List your most recent experience first.
When writing your resume, it is important to list your most recent experience first. Include only relevant information about yourself or your work history. Don't feel like you need to include every detail; simply include enough information for the reader to understand why you are qualified for the position at hand. Occasional use of bold typeface can help break up blocks of text and draw attention to key words (for example: "Focused on" or "Achieved").
Look for keywords in the job descriptions.
If you want to know what the employer is looking for, use the job description as a guide. Look for keywords in the job descriptions and include those terms in your resume. For example, if a company mentions that they want someone who has experience with Adobe Photoshop, make sure you highlight this skill on your resume. You can use Google or another search engine to find out which skills are important for a particular role or industry and then tailor your resume accordingly.
Consistency is key.
Maintain the same font and style throughout the document, and use a page header at the top of each page that includes your last name and page number.
If you’re using a resume template or program that has default formatting settings, be sure to review them to ensure they match your preferences.
Use bullet points to list skills, experience and accomplishments.
When you're listing your skills and experiences, you want to make sure they're presented in a way that's easy for the hiring manager to read. Bullet points are an efficient way to do this.
In addition to bulleted lists, you can also use bolded text or italicized words when necessary. But make sure that these additions don't distract from the rest of your resume; if they do, it might be better if they were removed completely.
Choose one font and size so that there won't be any confusion about how big or small everything is on your resume. For example, a serif font like Times New Roman works best because it's easier for people with less experience reading fonts (like recruiters) than something more modern like Helvetica Neue Light (which may have been designed more for web pages than documents). You'll also want to be consistent with where in each section of your resume certain pieces of information go—for example, never put contact information above an introductory paragraph about yourself but rather always after it!
Make sure to always list your most recent education first.
Listing your most recent education first is important. Include any post-secondary education you have completed, including national vocational qualifications such as certificates of secondary education or occupational certificates (if applicable).
Keep it concise and avoid text boxes!
Include only relevant information about yourself or your work history and don’t feel like you need to include every detail. Occasional use of bold typeface can help break up blocks of text and draw attention to key words, but keep it minimal.

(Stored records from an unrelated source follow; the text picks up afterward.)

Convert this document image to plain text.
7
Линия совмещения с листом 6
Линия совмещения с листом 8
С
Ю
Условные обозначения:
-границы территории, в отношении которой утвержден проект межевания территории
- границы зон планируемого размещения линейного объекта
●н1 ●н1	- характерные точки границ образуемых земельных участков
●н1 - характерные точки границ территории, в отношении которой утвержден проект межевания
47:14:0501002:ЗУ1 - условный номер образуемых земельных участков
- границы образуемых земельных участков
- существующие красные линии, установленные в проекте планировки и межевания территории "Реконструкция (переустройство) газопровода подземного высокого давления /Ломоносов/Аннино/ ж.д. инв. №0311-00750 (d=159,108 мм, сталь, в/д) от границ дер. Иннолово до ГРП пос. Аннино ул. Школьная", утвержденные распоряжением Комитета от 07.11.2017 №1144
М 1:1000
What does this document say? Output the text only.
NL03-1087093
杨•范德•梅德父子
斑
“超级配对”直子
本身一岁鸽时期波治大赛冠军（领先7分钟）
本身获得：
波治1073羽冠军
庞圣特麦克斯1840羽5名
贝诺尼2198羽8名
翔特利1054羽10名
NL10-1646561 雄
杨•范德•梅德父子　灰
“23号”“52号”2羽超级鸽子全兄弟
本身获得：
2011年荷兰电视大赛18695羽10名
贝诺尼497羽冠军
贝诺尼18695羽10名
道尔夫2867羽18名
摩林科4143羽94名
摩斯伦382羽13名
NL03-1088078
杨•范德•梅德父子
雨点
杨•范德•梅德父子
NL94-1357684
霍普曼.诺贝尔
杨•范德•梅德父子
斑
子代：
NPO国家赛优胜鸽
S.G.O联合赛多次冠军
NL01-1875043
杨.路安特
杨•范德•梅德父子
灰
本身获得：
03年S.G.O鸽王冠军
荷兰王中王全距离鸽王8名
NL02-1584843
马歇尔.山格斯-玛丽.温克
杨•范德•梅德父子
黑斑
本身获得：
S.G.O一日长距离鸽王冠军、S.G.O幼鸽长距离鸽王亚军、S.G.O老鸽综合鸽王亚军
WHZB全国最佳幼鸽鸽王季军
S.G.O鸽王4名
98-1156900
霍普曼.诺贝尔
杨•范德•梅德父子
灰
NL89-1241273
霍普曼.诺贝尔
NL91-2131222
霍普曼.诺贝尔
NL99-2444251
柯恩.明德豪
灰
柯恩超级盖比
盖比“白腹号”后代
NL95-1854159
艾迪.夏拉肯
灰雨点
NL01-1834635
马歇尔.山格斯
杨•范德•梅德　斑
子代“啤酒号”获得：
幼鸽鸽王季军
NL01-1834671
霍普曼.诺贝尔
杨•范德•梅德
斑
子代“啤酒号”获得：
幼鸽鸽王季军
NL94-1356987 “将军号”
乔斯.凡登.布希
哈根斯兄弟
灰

Include bullet points to list skills, experience and accomplishments.
A good resume can be the difference between going on interviews and not having any opportunities. The main thing you have to remember when creating your resume is to keep it simple. Make sure that your information is clear and easy to read, and that you use tools or online resume builders to help organize everything into a readable format. Writing a resume is not easy. It takes time, effort and patience. The process can be overwhelming at times but it’s well worth it when you finally land your dream job!